Saturday, August 6, 2011

World's Tallest Spruce Tree

We found the world's tallest spruce tree today.  It is fantastic!

The tree is over 1,000 years old.  It is over 191 feet tall and over 58 feet wide.  It is located in the Quinault Rainforest in Washington.

Just look at this photo of me and Dad at the base of the tree.


Now look at this photo.  See how tiny the people are compared to the tree?



Tuesday, August 2, 2011

Washington's Quinault Rainforest

Today we visited a beautiful rainforest in Washington.  It is on the Olympic Peninsula.  It is called the Quinault Rainforest.

The trees were old and beautiful.  I have never seen trees so big!  Just look at some of the photos that Mom took!
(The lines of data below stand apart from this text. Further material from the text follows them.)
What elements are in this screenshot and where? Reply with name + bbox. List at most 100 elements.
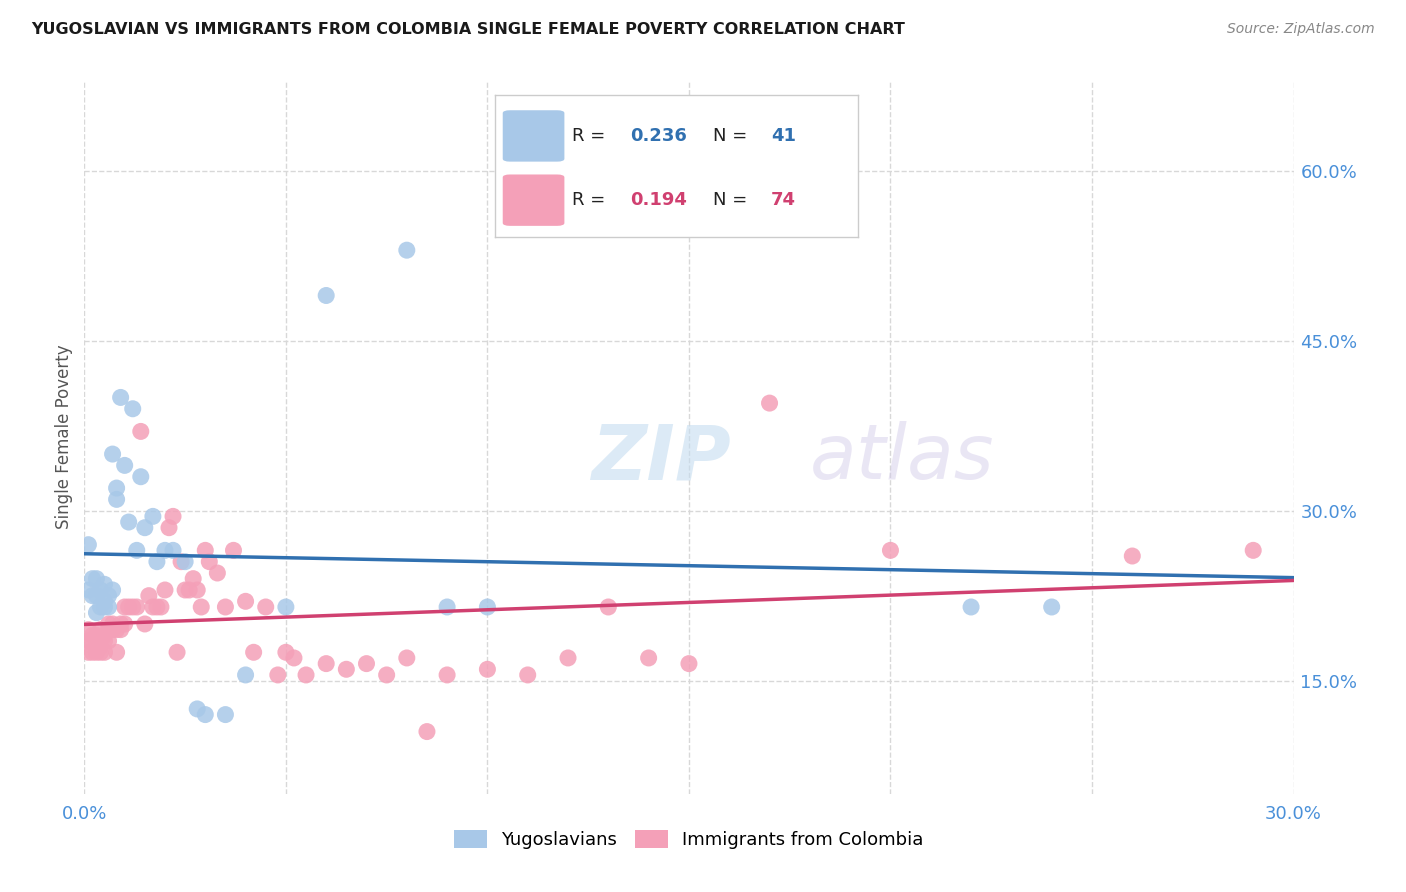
Point bbox=[146, 555, 169, 569]
Point bbox=[315, 657, 337, 671]
Point bbox=[186, 702, 208, 716]
Point bbox=[416, 724, 439, 739]
Point bbox=[114, 458, 136, 473]
Point bbox=[879, 543, 901, 558]
Point bbox=[77, 538, 100, 552]
Point bbox=[436, 668, 458, 682]
Point bbox=[93, 634, 115, 648]
Y-axis label: Single Female Poverty: Single Female Poverty bbox=[55, 345, 73, 529]
Point bbox=[207, 566, 229, 580]
Point bbox=[89, 582, 111, 597]
Point bbox=[97, 617, 120, 632]
Point bbox=[214, 599, 236, 614]
Point bbox=[114, 617, 136, 632]
Point bbox=[82, 645, 104, 659]
Point bbox=[179, 582, 201, 597]
Point bbox=[101, 582, 124, 597]
Point bbox=[77, 645, 100, 659]
Point bbox=[335, 662, 357, 676]
Point bbox=[267, 668, 290, 682]
Text: atlas: atlas bbox=[810, 422, 994, 495]
Point bbox=[174, 555, 197, 569]
Point bbox=[477, 662, 499, 676]
Point bbox=[436, 599, 458, 614]
Point bbox=[101, 447, 124, 461]
Point bbox=[637, 651, 659, 665]
Point bbox=[101, 623, 124, 637]
Point bbox=[157, 521, 180, 535]
Point bbox=[82, 634, 104, 648]
Legend: Yugoslavians, Immigrants from Colombia: Yugoslavians, Immigrants from Colombia bbox=[447, 822, 931, 856]
Point bbox=[105, 623, 128, 637]
Point bbox=[1241, 543, 1264, 558]
Point bbox=[105, 645, 128, 659]
Point bbox=[1121, 549, 1143, 563]
Point bbox=[97, 634, 120, 648]
Point bbox=[93, 594, 115, 608]
Text: Source: ZipAtlas.com: Source: ZipAtlas.com bbox=[1227, 22, 1375, 37]
Point bbox=[110, 617, 132, 632]
Point bbox=[105, 481, 128, 495]
Point bbox=[235, 594, 257, 608]
Point bbox=[77, 634, 100, 648]
Point bbox=[153, 543, 176, 558]
Point bbox=[121, 599, 143, 614]
Point bbox=[121, 401, 143, 416]
Point bbox=[295, 668, 318, 682]
Point bbox=[214, 707, 236, 722]
Point bbox=[97, 589, 120, 603]
Point bbox=[758, 396, 780, 410]
Point bbox=[254, 599, 277, 614]
Point bbox=[477, 599, 499, 614]
Point bbox=[315, 288, 337, 302]
Point bbox=[86, 606, 108, 620]
Point bbox=[283, 651, 305, 665]
Point bbox=[86, 645, 108, 659]
Point bbox=[960, 599, 983, 614]
Point bbox=[153, 582, 176, 597]
Point bbox=[678, 657, 700, 671]
Point bbox=[129, 469, 152, 483]
Point bbox=[194, 707, 217, 722]
Point bbox=[356, 657, 378, 671]
Point bbox=[114, 599, 136, 614]
Point bbox=[222, 543, 245, 558]
Point bbox=[138, 589, 160, 603]
Point bbox=[89, 640, 111, 654]
Point bbox=[162, 509, 184, 524]
Point bbox=[142, 599, 165, 614]
Point bbox=[93, 599, 115, 614]
Point bbox=[190, 599, 212, 614]
Point bbox=[118, 515, 141, 529]
Point bbox=[93, 628, 115, 642]
Point bbox=[118, 599, 141, 614]
Point bbox=[598, 599, 620, 614]
Text: ZIP: ZIP bbox=[592, 422, 733, 495]
Point bbox=[170, 555, 193, 569]
Text: YUGOSLAVIAN VS IMMIGRANTS FROM COLOMBIA SINGLE FEMALE POVERTY CORRELATION CHART: YUGOSLAVIAN VS IMMIGRANTS FROM COLOMBIA … bbox=[31, 22, 905, 37]
Point bbox=[105, 492, 128, 507]
Point bbox=[1040, 599, 1063, 614]
Point bbox=[86, 628, 108, 642]
Point bbox=[89, 599, 111, 614]
Point bbox=[77, 623, 100, 637]
Point bbox=[166, 645, 188, 659]
Point bbox=[134, 521, 156, 535]
Point bbox=[125, 543, 148, 558]
Point bbox=[86, 589, 108, 603]
Point bbox=[194, 543, 217, 558]
Point bbox=[86, 572, 108, 586]
Point bbox=[146, 599, 169, 614]
Point bbox=[89, 623, 111, 637]
Point bbox=[110, 623, 132, 637]
Point bbox=[274, 645, 297, 659]
Point bbox=[395, 651, 418, 665]
Point bbox=[93, 645, 115, 659]
Point bbox=[198, 555, 221, 569]
Point bbox=[97, 599, 120, 614]
Point bbox=[82, 589, 104, 603]
Point bbox=[142, 509, 165, 524]
Point bbox=[162, 543, 184, 558]
Point bbox=[395, 243, 418, 257]
Point bbox=[375, 668, 398, 682]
What is a temperate rainforest?  Temperate rainforests have mild, moist climates because of the ocean.  

The Quinault Rainforest receives over 100 inches of rain every year.   Because the ocean meets the high mountains on Washington's Olympic peninsula, they receive a lot of rain.

Temperate rainforests also have a lot of needle-leaf trees.  They have lots of moss and fungus and lichens.  They also have lots of fallen and dead trees.  These dead trees make a very fertile soil for new plants.

Washington has over 66 percent of all of our world's temperate rainforests.